Church volunteers help build 40 new chairs, camaraderie

It is not unusual to have an event or accomplishment made by a community group or a local church that is worth sharing.

With that in mind, the worship and music committee of Melville United Church wanted to share News of a successful project that was entirely the work of church volunteers.

In the sanctuary, the seating in the choir loft consisted of long curved pews. To accommodate children’s programs, dramas, and other musical events it was necessary to remove those pews. They were heavy and awkward to remove. From various members came the suggestion to use chairs instead.

A variety of styles were considered but they were found to be too expensive, especially those constructed of oak.

The organist at Melville, Matthias Schmidt, is also an organ builder and is therefore well trained in fine woodworking. At the time, he was working at Gober Organs, in Elora.  Late last year, the organ factory was available because the own­er was planning some changes, and after some discussion Melville members decided to accept the offer to use the factory.

Volunteers decided to build 40 chairs. Three local churches lent their wooden choir loft chairs as samples from which to make drawings. The best features were used and a plan was developed.

As a choir member and avid woodworker, Don Grant offer­ed to team up with Schmidt and organize the project.

Many volunteers came forward, including two women –  one who expertly sewed the material for the chair backs and another who helped with final assembly.

Grant said he was told some wives volunteered the help of their husbands just to get them out of the house. The volunteers started on a Monday, running rough oak boards through a planer and saw, cutting to size. Later in the week, a crew came in to sand.

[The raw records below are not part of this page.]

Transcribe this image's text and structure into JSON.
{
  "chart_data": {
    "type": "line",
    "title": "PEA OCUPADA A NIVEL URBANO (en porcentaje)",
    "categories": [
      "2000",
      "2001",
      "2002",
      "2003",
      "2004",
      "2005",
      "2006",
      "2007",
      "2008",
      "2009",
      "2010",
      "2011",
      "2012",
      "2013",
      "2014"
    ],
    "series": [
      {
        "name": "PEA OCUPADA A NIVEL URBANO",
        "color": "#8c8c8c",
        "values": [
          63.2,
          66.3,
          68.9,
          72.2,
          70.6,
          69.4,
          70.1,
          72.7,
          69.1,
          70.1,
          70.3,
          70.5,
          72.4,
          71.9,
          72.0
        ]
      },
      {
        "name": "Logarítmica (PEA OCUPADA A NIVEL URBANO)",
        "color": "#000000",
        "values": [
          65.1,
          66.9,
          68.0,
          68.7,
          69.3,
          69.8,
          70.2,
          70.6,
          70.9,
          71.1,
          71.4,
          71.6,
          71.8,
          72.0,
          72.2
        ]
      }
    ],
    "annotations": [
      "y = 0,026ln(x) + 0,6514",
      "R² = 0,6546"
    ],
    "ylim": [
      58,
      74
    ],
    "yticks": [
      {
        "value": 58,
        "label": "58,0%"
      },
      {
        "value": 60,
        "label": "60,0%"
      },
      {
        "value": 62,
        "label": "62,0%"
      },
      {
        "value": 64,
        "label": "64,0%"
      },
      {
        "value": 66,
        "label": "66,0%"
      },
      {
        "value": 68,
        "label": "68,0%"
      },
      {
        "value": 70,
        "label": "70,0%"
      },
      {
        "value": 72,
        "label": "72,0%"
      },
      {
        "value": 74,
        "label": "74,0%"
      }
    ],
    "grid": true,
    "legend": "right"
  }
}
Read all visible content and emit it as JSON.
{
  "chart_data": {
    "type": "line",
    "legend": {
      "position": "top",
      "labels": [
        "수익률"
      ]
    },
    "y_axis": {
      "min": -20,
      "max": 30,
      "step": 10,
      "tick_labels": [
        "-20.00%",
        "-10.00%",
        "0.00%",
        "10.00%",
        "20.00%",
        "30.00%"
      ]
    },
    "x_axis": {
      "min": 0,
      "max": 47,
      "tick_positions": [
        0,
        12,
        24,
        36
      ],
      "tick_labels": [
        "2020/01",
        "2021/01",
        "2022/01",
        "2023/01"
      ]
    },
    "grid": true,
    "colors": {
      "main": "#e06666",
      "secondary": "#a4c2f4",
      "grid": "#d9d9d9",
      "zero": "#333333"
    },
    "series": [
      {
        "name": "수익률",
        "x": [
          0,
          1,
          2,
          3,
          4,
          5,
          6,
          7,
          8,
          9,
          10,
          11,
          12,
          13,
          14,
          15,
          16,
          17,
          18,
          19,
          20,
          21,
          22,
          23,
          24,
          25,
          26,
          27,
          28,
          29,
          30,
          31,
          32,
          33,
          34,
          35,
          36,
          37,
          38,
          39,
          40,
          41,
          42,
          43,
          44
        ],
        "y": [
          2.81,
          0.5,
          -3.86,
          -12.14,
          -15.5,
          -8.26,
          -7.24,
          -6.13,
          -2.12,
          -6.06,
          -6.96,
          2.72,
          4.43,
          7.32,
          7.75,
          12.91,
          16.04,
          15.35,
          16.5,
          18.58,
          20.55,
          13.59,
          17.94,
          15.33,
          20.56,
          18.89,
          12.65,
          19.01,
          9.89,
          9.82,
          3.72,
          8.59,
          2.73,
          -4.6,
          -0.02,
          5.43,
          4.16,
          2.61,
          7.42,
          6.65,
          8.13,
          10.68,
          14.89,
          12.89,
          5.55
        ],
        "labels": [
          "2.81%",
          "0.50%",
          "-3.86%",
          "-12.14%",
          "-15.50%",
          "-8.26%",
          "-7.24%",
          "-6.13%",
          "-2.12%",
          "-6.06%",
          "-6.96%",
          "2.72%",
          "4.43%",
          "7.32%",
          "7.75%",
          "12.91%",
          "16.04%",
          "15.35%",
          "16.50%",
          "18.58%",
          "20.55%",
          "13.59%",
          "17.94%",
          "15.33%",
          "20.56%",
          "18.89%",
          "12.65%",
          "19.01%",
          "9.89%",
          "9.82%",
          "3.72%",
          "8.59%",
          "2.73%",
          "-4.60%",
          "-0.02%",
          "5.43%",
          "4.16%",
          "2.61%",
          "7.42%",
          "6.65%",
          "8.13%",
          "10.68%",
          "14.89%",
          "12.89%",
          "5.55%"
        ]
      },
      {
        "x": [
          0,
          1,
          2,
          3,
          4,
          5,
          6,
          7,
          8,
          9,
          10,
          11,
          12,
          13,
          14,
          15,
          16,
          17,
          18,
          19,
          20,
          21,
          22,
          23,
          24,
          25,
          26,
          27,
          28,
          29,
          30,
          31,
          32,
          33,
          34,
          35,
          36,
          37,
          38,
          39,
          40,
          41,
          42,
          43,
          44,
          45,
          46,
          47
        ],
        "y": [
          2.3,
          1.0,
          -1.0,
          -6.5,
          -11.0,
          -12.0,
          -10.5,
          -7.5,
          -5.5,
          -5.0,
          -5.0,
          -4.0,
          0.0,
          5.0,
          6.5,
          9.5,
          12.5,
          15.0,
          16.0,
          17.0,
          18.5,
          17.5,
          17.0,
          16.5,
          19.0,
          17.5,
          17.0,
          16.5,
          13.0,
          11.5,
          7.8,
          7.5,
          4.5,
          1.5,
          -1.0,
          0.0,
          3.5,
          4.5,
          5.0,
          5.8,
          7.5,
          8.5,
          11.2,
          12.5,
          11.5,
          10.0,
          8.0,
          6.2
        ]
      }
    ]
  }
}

By Friday afternoon of the same week, the group had the components assembled and stained. Then, with perfect timing, they were offered the use of a paint shop. John Cuming, of John’s Auto Body, was go­ing to Haiti to help on a mission trip, so he donated the use of his shop so a beautiful lacquer  finish could be applied to the chairs.

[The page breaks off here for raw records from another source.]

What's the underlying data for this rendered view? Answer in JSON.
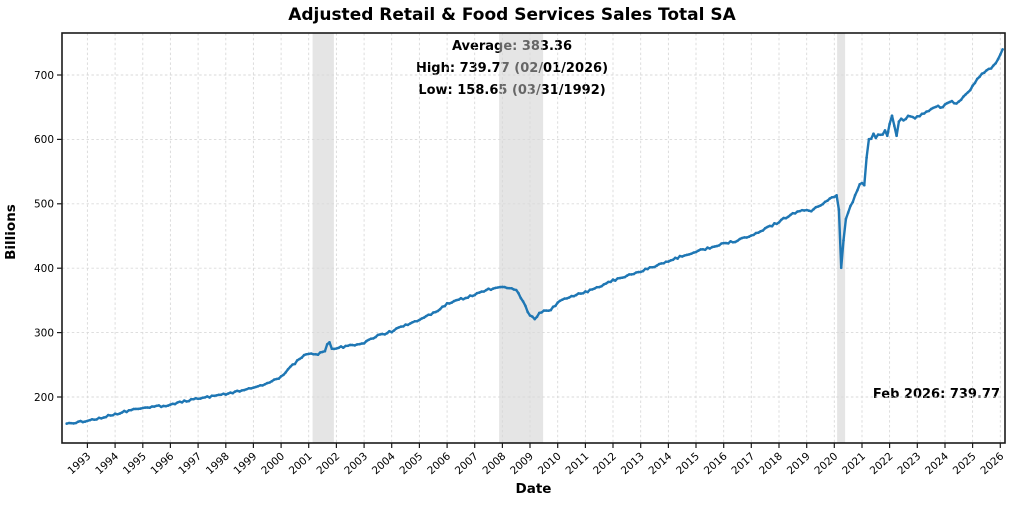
{
  "title": "Adjusted Retail & Food Services Sales Total SA",
  "annotations": {
    "average_line": "Average: 383.36",
    "high_line": "High: 739.77 (02/01/2026)",
    "low_line": "Low: 158.65 (03/31/1992)",
    "last_point_label": "Feb 2026: 739.77"
  },
  "axes": {
    "x_label": "Date",
    "y_label": "Billions",
    "y_ticks": [
      200,
      300,
      400,
      500,
      600,
      700
    ],
    "x_ticks": [
      1993,
      1994,
      1995,
      1996,
      1997,
      1998,
      1999,
      2000,
      2001,
      2002,
      2003,
      2004,
      2005,
      2006,
      2007,
      2008,
      2009,
      2010,
      2011,
      2012,
      2013,
      2014,
      2015,
      2016,
      2017,
      2018,
      2019,
      2020,
      2021,
      2022,
      2023,
      2024,
      2025,
      2026
    ]
  },
  "chart_data": {
    "type": "line",
    "title": "Adjusted Retail & Food Services Sales Total SA",
    "xlabel": "Date",
    "ylabel": "Billions",
    "xlim": [
      1992.08,
      2026.17
    ],
    "ylim": [
      128.6,
      765.2
    ],
    "grid": true,
    "line_color": "#1f77b4",
    "band_color": "#cccccc",
    "grid_color": "#d9d9d9",
    "frame_color": "#1a1a1a",
    "stats": {
      "average": 383.36,
      "high": 739.77,
      "high_date": "02/01/2026",
      "low": 158.65,
      "low_date": "03/31/1992",
      "last_value": 739.77,
      "last_period": "Feb 2026"
    },
    "recession_bands": [
      [
        2001.14,
        2001.91
      ],
      [
        2007.88,
        2009.47
      ],
      [
        2020.1,
        2020.39
      ]
    ],
    "series": [
      {
        "name": "Adjusted Retail & Food Services Sales Total SA",
        "points": [
          [
            1992.25,
            158.65
          ],
          [
            1992.6,
            160.5
          ],
          [
            1993,
            163
          ],
          [
            1993.5,
            168
          ],
          [
            1994,
            173
          ],
          [
            1994.5,
            179
          ],
          [
            1995,
            182.5
          ],
          [
            1995.5,
            185
          ],
          [
            1996,
            188
          ],
          [
            1996.5,
            193
          ],
          [
            1997,
            198
          ],
          [
            1997.5,
            201
          ],
          [
            1998,
            205
          ],
          [
            1998.5,
            209
          ],
          [
            1999,
            214
          ],
          [
            1999.5,
            221
          ],
          [
            2000,
            231
          ],
          [
            2000.4,
            249
          ],
          [
            2000.8,
            263
          ],
          [
            2001,
            268
          ],
          [
            2001.3,
            266
          ],
          [
            2001.6,
            271
          ],
          [
            2001.72,
            288
          ],
          [
            2001.85,
            273
          ],
          [
            2002,
            276
          ],
          [
            2002.5,
            280
          ],
          [
            2003,
            284
          ],
          [
            2003.5,
            295
          ],
          [
            2004,
            302
          ],
          [
            2004.5,
            312
          ],
          [
            2005,
            320
          ],
          [
            2005.5,
            330
          ],
          [
            2005.75,
            337
          ],
          [
            2006,
            345
          ],
          [
            2006.5,
            352
          ],
          [
            2007,
            359
          ],
          [
            2007.5,
            367
          ],
          [
            2007.92,
            371
          ],
          [
            2008.2,
            369
          ],
          [
            2008.5,
            366
          ],
          [
            2008.7,
            352
          ],
          [
            2009,
            326
          ],
          [
            2009.2,
            320
          ],
          [
            2009.35,
            331
          ],
          [
            2009.55,
            335
          ],
          [
            2009.7,
            332
          ],
          [
            2010,
            347
          ],
          [
            2010.5,
            356
          ],
          [
            2011,
            363
          ],
          [
            2011.5,
            371
          ],
          [
            2012,
            381
          ],
          [
            2012.5,
            388
          ],
          [
            2013,
            395
          ],
          [
            2013.5,
            403
          ],
          [
            2014,
            411
          ],
          [
            2014.5,
            419
          ],
          [
            2015,
            426
          ],
          [
            2015.5,
            432
          ],
          [
            2016,
            438
          ],
          [
            2016.5,
            443
          ],
          [
            2017,
            451
          ],
          [
            2017.5,
            461
          ],
          [
            2018,
            472
          ],
          [
            2018.5,
            486
          ],
          [
            2019,
            490
          ],
          [
            2019.15,
            487
          ],
          [
            2019.4,
            496
          ],
          [
            2019.7,
            503
          ],
          [
            2019.95,
            510
          ],
          [
            2020.08,
            514
          ],
          [
            2020.17,
            490
          ],
          [
            2020.25,
            400.5
          ],
          [
            2020.33,
            442
          ],
          [
            2020.42,
            478
          ],
          [
            2020.58,
            495
          ],
          [
            2020.75,
            512
          ],
          [
            2020.92,
            530
          ],
          [
            2021,
            533
          ],
          [
            2021.05,
            524
          ],
          [
            2021.13,
            536
          ],
          [
            2021.2,
            605
          ],
          [
            2021.3,
            596
          ],
          [
            2021.4,
            611
          ],
          [
            2021.5,
            603
          ],
          [
            2021.6,
            610
          ],
          [
            2021.7,
            605
          ],
          [
            2021.83,
            614
          ],
          [
            2021.92,
            606
          ],
          [
            2022,
            624
          ],
          [
            2022.08,
            638
          ],
          [
            2022.25,
            605
          ],
          [
            2022.35,
            633
          ],
          [
            2022.5,
            629
          ],
          [
            2022.7,
            637
          ],
          [
            2022.9,
            633
          ],
          [
            2023.1,
            636
          ],
          [
            2023.3,
            643
          ],
          [
            2023.5,
            647
          ],
          [
            2023.7,
            652
          ],
          [
            2023.9,
            650
          ],
          [
            2024,
            654
          ],
          [
            2024.2,
            659
          ],
          [
            2024.4,
            656
          ],
          [
            2024.6,
            663
          ],
          [
            2024.75,
            669
          ],
          [
            2024.9,
            677
          ],
          [
            2025,
            683
          ],
          [
            2025.2,
            696
          ],
          [
            2025.35,
            702
          ],
          [
            2025.5,
            708
          ],
          [
            2025.65,
            709
          ],
          [
            2025.8,
            716
          ],
          [
            2025.92,
            724
          ],
          [
            2026,
            731
          ],
          [
            2026.083,
            739.77
          ]
        ]
      }
    ]
  }
}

Final assembly was completed over a number of weeks in a basement room in the church, with over 30 people involved. The volunteers all got to know one another better and appreciated the various skills each person brought to the task, including some who were great storytellers and were able to keep the days full of laughter and good will.

The choir is now enjoying the comfortable new chairs and it is easier to re-arrange the space for different events. The extra chairs are used in the chapel for meetings or for worship.

Because of volunteer labour, the cost turned out to be approximately 25% of factory-made chairs.

What the group is celebrating though, is that the project brought so many people to­gether to share their time and skills.